There definitely must be a better way of operating in the market, reducing risk and instead of cutting jobs by adopting advanced technology to create them with the help of it. How is that possible? By means of decentralization and reliance on blockchain technology. A global company Debitum Network, that finances small and medium businesses is a good example of this. Instead of trying to establish itself in over 150 countries worldwide, it is creating a global ecosystem where it will connect investors, borrowers and various counterparties providing services in a lending process. Lots of local businesses and individuals (professionals) can onboard a single platform, offer their services, and, as a result, plenty of jobs will be created.

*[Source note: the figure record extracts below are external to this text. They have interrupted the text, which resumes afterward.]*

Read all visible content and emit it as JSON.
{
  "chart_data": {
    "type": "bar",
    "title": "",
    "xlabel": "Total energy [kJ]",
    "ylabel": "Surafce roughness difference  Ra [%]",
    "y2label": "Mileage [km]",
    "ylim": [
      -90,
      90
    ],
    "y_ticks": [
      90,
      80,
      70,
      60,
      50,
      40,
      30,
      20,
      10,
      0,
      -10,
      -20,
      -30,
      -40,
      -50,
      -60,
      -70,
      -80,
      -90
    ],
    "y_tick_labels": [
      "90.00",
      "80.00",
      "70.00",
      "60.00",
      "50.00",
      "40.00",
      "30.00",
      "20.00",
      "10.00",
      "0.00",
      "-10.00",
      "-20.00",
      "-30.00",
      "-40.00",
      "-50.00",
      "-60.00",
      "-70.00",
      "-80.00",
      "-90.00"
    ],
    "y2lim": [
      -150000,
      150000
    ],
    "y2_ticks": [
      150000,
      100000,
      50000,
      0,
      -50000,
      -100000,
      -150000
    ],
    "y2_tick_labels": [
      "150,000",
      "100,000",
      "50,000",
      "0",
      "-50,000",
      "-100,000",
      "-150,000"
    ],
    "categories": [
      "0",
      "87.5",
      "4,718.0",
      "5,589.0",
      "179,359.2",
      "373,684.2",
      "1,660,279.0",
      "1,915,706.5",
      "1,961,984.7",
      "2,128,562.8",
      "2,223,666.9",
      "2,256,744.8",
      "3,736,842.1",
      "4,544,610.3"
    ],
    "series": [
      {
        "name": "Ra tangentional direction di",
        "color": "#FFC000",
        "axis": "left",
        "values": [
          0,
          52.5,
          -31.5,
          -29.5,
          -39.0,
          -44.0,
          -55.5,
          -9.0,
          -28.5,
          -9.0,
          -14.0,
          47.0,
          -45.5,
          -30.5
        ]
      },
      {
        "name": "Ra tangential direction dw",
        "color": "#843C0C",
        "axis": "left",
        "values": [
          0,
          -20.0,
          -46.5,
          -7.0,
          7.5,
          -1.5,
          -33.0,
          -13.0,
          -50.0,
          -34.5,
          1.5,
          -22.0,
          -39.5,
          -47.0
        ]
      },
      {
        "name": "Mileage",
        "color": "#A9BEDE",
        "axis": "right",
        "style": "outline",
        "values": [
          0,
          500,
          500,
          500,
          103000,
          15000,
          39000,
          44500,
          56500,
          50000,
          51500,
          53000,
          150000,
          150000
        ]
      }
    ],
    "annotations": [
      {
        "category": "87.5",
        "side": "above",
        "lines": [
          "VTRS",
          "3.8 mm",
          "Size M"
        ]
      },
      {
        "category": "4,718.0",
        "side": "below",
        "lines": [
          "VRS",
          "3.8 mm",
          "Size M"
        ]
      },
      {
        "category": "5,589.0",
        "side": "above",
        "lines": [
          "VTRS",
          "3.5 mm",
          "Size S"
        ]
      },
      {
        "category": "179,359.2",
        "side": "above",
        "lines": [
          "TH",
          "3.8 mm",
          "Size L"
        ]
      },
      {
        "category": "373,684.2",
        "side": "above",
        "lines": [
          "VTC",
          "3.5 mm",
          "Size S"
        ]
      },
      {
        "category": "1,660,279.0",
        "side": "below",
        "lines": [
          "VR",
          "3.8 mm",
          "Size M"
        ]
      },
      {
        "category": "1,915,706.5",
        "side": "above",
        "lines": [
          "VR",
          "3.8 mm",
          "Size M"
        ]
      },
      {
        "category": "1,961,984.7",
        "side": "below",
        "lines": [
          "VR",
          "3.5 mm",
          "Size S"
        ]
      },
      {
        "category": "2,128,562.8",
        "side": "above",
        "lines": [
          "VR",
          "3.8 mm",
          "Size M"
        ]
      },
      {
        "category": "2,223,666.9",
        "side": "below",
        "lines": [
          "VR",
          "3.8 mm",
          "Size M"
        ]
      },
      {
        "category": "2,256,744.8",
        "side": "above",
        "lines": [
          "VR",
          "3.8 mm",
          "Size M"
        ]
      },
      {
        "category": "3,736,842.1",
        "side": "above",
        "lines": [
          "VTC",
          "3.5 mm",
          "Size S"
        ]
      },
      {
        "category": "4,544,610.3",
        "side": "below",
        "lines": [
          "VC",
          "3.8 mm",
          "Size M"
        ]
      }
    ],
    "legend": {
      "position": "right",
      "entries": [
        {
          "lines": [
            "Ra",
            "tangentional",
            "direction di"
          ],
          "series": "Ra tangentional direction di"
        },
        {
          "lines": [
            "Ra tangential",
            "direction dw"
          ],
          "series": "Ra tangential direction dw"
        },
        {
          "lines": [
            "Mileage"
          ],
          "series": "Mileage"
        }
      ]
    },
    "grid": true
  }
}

Debitum Network has a mission to fill the credit gap for small and medium-sized businesses ($2 trillion) by connecting them with global investors on a blockchain platform. Third parties will provide a quality service that is necessary for the financing process: risk assessment, insurance, and debt collection. To make the whole ecosystem truly decentralized, global, and self-sustainable, service providers will be organized in ‘communities’. Thus, available credit loans, independent communities, as well as independent and institutional lenders create huge potential for job creation in both short and long-term. Communities are the key to where jobs are created.
As every job ends with Smart Trust Arbitrage Contract creation, where each party that participates in the process gets evaluated by earning or losing trust points, everyone in the process will be motivated to do the most qualitative work possible.
This becomes reality just because the process of lending is not a locked one as in the case with most banks, but an open one, where communities function independently and efficiently each performing a specific task in the process of financing. This is a perfect example, how a company using new technology (blockchain) under a decentralized model does not cut jobs but creates them. Giant corporations that care a lot about their image might learn something from the example and think more how they could contribute to job creation and the inclusion of local communities in the process, perhaps by changing the model how they run their businesses.